Dziko żyjące zwierzęta też boją się huku. TPN apeluje, by nie strzelać w Sylwestra
Władze Tatrzańskiego Parku Narodowego (TPN) apelują do turystów chcących przywitać Nowy Rok w Tatrach, aby nie używali tam fajerwerków. Zwierzęta, również dziko żyjące, są szczególnie wrażliwe na huk petard.
- Spłoszone zwierzęta np. kozice mogą w trakcie panicznej ucieczki ulec śmiertelnemu wypadkowi.

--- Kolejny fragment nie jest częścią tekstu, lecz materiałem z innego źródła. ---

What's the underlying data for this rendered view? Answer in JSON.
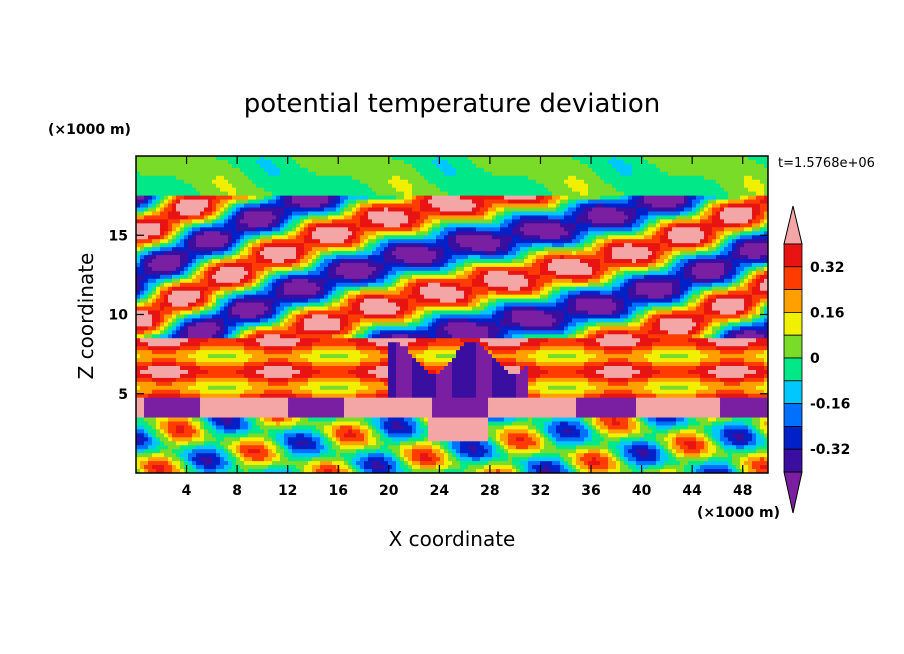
{
  "chart_data": {
    "type": "heatmap",
    "title": "potential temperature deviation",
    "xlabel": "X coordinate",
    "ylabel": "Z coordinate",
    "x_unit": "(×1000 m)",
    "y_unit": "(×1000 m)",
    "time_label": "t=1.5768e+06",
    "xlim": [
      0,
      50
    ],
    "ylim": [
      0,
      20
    ],
    "x_ticks": [
      4,
      8,
      12,
      16,
      20,
      24,
      28,
      32,
      36,
      40,
      44,
      48
    ],
    "x_tick_labels": [
      "4",
      "8",
      "12",
      "16",
      "20",
      "24",
      "28",
      "32",
      "36",
      "40",
      "44",
      "48"
    ],
    "y_ticks": [
      5,
      10,
      15
    ],
    "y_tick_labels": [
      "5",
      "10",
      "15"
    ],
    "colorbar": {
      "levels": [
        -0.4,
        -0.32,
        -0.24,
        -0.16,
        -0.08,
        0,
        0.08,
        0.16,
        0.24,
        0.32,
        0.4
      ],
      "colors": [
        "#7a1fa2",
        "#3a0fa0",
        "#0020c8",
        "#0070ff",
        "#00c8ff",
        "#00e888",
        "#78dc28",
        "#f0f000",
        "#ffa000",
        "#ff3c00",
        "#e81414",
        "#f4a6a6"
      ],
      "labels": [
        "0.32",
        "0.16",
        "0",
        "-0.16",
        "-0.32"
      ],
      "label_values": [
        0.32,
        0.16,
        0,
        -0.16,
        -0.32
      ],
      "extend": "both"
    }
  }
}
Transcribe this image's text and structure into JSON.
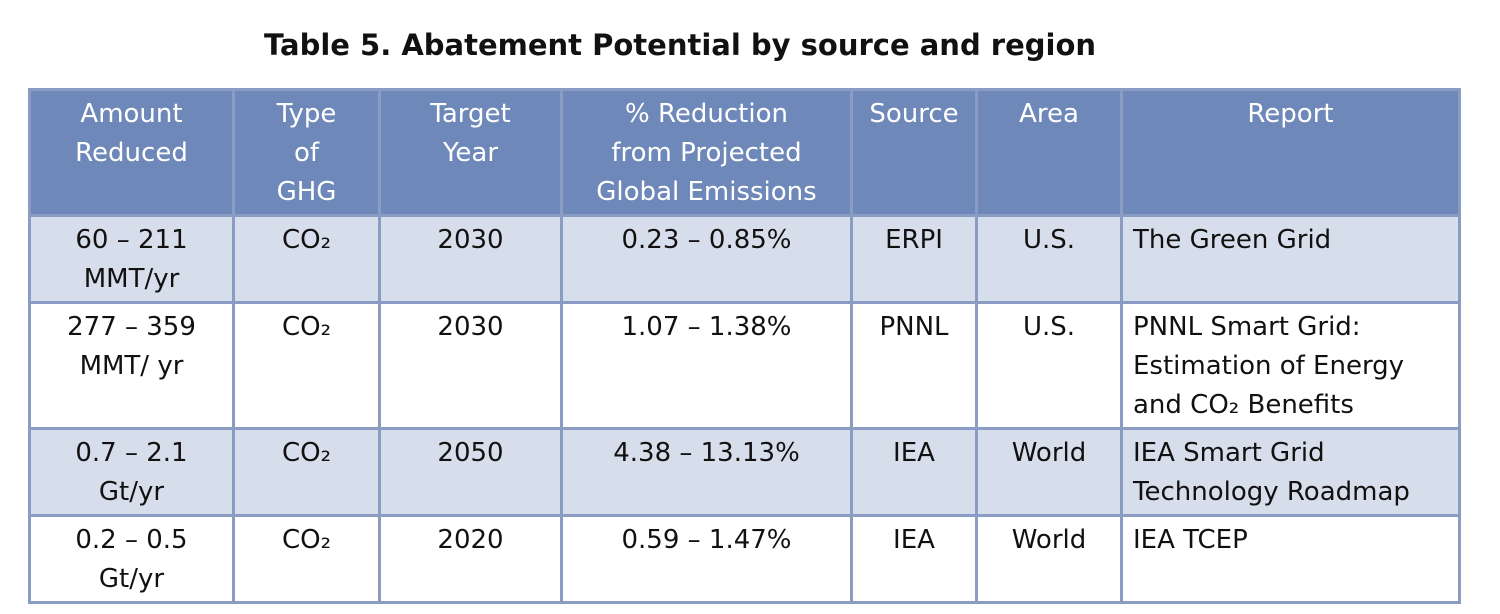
{
  "title": "Table 5.  Abatement Potential by source and region",
  "table": {
    "header": [
      [
        "Amount",
        "Reduced"
      ],
      [
        "Type",
        "of",
        "GHG"
      ],
      [
        "Target",
        "Year"
      ],
      [
        "% Reduction",
        "from Projected",
        "Global Emissions"
      ],
      [
        "Source"
      ],
      [
        "Area"
      ],
      [
        "Report"
      ]
    ],
    "rows": [
      [
        [
          "60 – 211",
          "MMT/yr"
        ],
        [
          "CO₂"
        ],
        [
          "2030"
        ],
        [
          "0.23 – 0.85%"
        ],
        [
          "ERPI"
        ],
        [
          "U.S."
        ],
        [
          "The Green Grid"
        ]
      ],
      [
        [
          "277 – 359",
          "MMT/ yr"
        ],
        [
          "CO₂"
        ],
        [
          "2030"
        ],
        [
          "1.07 – 1.38%"
        ],
        [
          "PNNL"
        ],
        [
          "U.S."
        ],
        [
          "PNNL Smart Grid:",
          "Estimation of Energy",
          "and CO₂ Benefits"
        ]
      ],
      [
        [
          "0.7 – 2.1",
          "Gt/yr"
        ],
        [
          "CO₂"
        ],
        [
          "2050"
        ],
        [
          "4.38 – 13.13%"
        ],
        [
          "IEA"
        ],
        [
          "World"
        ],
        [
          "IEA Smart Grid",
          "Technology Roadmap"
        ]
      ],
      [
        [
          "0.2 – 0.5",
          "Gt/yr"
        ],
        [
          "CO₂"
        ],
        [
          "2020"
        ],
        [
          "0.59 – 1.47%"
        ],
        [
          "IEA"
        ],
        [
          "World"
        ],
        [
          "IEA TCEP"
        ]
      ]
    ]
  }
}
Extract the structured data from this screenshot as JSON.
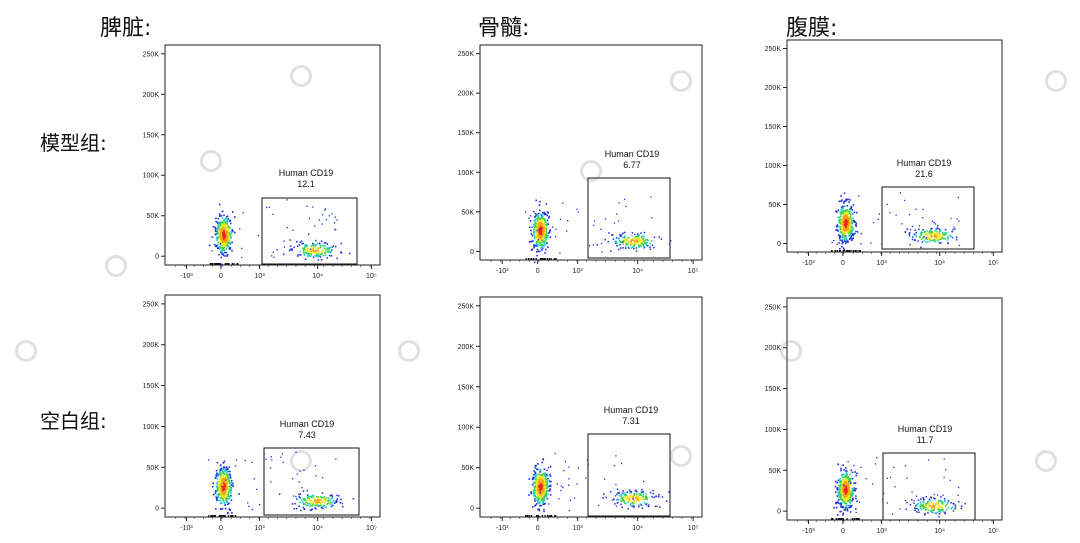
{
  "columns": [
    "脾脏:",
    "骨髓:",
    "腹膜:"
  ],
  "rows": [
    "模型组:",
    "空白组:"
  ],
  "chart_data": {
    "type": "scatter",
    "y_ticks": [
      "250K",
      "200K",
      "150K",
      "100K",
      "50K",
      "0"
    ],
    "x_ticks": [
      "-10³",
      "0",
      "10³",
      "10⁴",
      "10⁵"
    ],
    "gate_label": "Human CD19",
    "panels": [
      {
        "tissue": "脾脏",
        "group": "模型组",
        "gate_value": "12.1"
      },
      {
        "tissue": "骨髓",
        "group": "模型组",
        "gate_value": "6.77"
      },
      {
        "tissue": "腹膜",
        "group": "模型组",
        "gate_value": "21.6"
      },
      {
        "tissue": "脾脏",
        "group": "空白组",
        "gate_value": "7.43"
      },
      {
        "tissue": "骨髓",
        "group": "空白组",
        "gate_value": "7.31"
      },
      {
        "tissue": "腹膜",
        "group": "空白组",
        "gate_value": "11.7"
      }
    ]
  }
}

Inne, jak niedźwiedzie mogą zostać wybudzone z zimowego snu, co może być dla nich śmiertelnie niebezpieczne - powiedział dyrektor TPN Szymon Ziobrowski.
- Huk wywołuje u zwierząt olbrzymi stres, a nawet ataki paniki, które mogą okazać się groźne dla ich zdrowia i życia. Nie bądźmy egoistami, świat należy nie tylko do nas, ludzi - czytamy w komunikatach i na plakatach rozwieszonych w Zakopanem.
Niedźwiedzie gawry często usytuowane są w bezpośrednim sąsiedztwie schronisk, gdzie zazwyczaj gromadzą się sylwestrowicze. Na terenie parku narodowego bezwzględnie nie wolno odpalać petard. Grozi za to grzywna.
Władze TPN szacują, ze każdego roku noc sylwestrową w Tatrach spędza nawet do 1,5 tys. osób. Sylwestrowicze bawią się nie tylko w schroniskach górskich, ale także na Sarniej Skale, Kasprowym Wierchu czy Giewoncie.